METHODS: A 2-year retrospective review of pathology reports was performed on cytological samples of metastatic melanoma at the University Health Network (Toronto, Canada) and the Santa Casa Medical School (Sao Paulo, Brazil). IHC was performed on cell block sections prepared from formalin-fixed, fresh samples or residuum of CytoLyt/PreservCyt post-fixed in formalin. BRAF V600E/K mutations were assessed by amplification refractory mutation system (ARMS) analysis.

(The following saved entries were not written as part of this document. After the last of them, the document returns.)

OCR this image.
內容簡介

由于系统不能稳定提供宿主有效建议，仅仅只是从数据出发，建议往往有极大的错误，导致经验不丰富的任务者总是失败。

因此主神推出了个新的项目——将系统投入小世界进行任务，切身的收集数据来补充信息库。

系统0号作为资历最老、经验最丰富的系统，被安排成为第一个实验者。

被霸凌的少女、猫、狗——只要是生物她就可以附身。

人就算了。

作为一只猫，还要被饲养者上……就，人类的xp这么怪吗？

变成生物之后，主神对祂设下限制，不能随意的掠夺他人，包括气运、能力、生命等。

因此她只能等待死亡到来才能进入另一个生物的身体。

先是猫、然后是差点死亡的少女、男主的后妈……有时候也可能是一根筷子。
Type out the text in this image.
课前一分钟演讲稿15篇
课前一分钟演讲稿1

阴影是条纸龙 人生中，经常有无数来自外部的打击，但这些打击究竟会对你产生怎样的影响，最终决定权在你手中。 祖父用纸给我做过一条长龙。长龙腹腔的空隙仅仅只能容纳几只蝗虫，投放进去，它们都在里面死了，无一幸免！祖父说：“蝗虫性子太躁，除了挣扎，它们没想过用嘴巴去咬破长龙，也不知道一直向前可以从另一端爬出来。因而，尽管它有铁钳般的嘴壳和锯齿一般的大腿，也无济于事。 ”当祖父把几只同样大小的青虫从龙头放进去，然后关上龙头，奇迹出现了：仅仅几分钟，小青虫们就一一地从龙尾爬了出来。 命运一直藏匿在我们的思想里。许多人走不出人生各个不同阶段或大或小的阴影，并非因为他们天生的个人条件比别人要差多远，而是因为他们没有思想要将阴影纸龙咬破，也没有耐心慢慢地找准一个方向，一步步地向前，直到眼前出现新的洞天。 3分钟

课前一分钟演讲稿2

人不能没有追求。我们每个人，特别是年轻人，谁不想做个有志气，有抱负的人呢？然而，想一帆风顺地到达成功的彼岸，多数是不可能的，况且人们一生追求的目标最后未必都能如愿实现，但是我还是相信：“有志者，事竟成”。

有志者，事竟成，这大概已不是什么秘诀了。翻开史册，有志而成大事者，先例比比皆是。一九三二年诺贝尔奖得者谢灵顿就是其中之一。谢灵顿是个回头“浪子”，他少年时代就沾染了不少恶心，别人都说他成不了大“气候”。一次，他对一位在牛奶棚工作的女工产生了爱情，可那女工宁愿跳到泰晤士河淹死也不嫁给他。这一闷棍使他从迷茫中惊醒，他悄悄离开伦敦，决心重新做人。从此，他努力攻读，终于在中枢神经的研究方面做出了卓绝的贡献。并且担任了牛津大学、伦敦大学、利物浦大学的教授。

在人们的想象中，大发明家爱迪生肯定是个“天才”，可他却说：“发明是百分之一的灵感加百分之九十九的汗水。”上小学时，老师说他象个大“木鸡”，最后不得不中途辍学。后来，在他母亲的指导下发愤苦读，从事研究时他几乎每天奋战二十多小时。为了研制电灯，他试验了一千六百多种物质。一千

RESULTS: A total of 104 samples (94 FNAs and 10 fluids) from 83 patients (20 women, 63 men) were included. IHC was attempted in 43 cases (41.3%) and successful in 41 (95.3%). The panel number of antibodies ranged from 1 to 15 (median 3). The most frequently used melanoma markers included HMB-45, melanoma cocktail and S100 protein, used in 25 (58.1%), 23 (53.5%) and 18 samples (41.9%). Thirty cases (69.8%) used three or fewer markers. The BRAF V600E/K mutation was tested in eight samples, being successful in seven (87.5%) and positive in three (37.5%).

CONCLUSIONS: Cytological samples are a reliable and sufficient source for IHC and subsequent molecular analysis, allowing a reduced diagnostic time and rapid, appropriate treatment options in patients with advanced melanoma.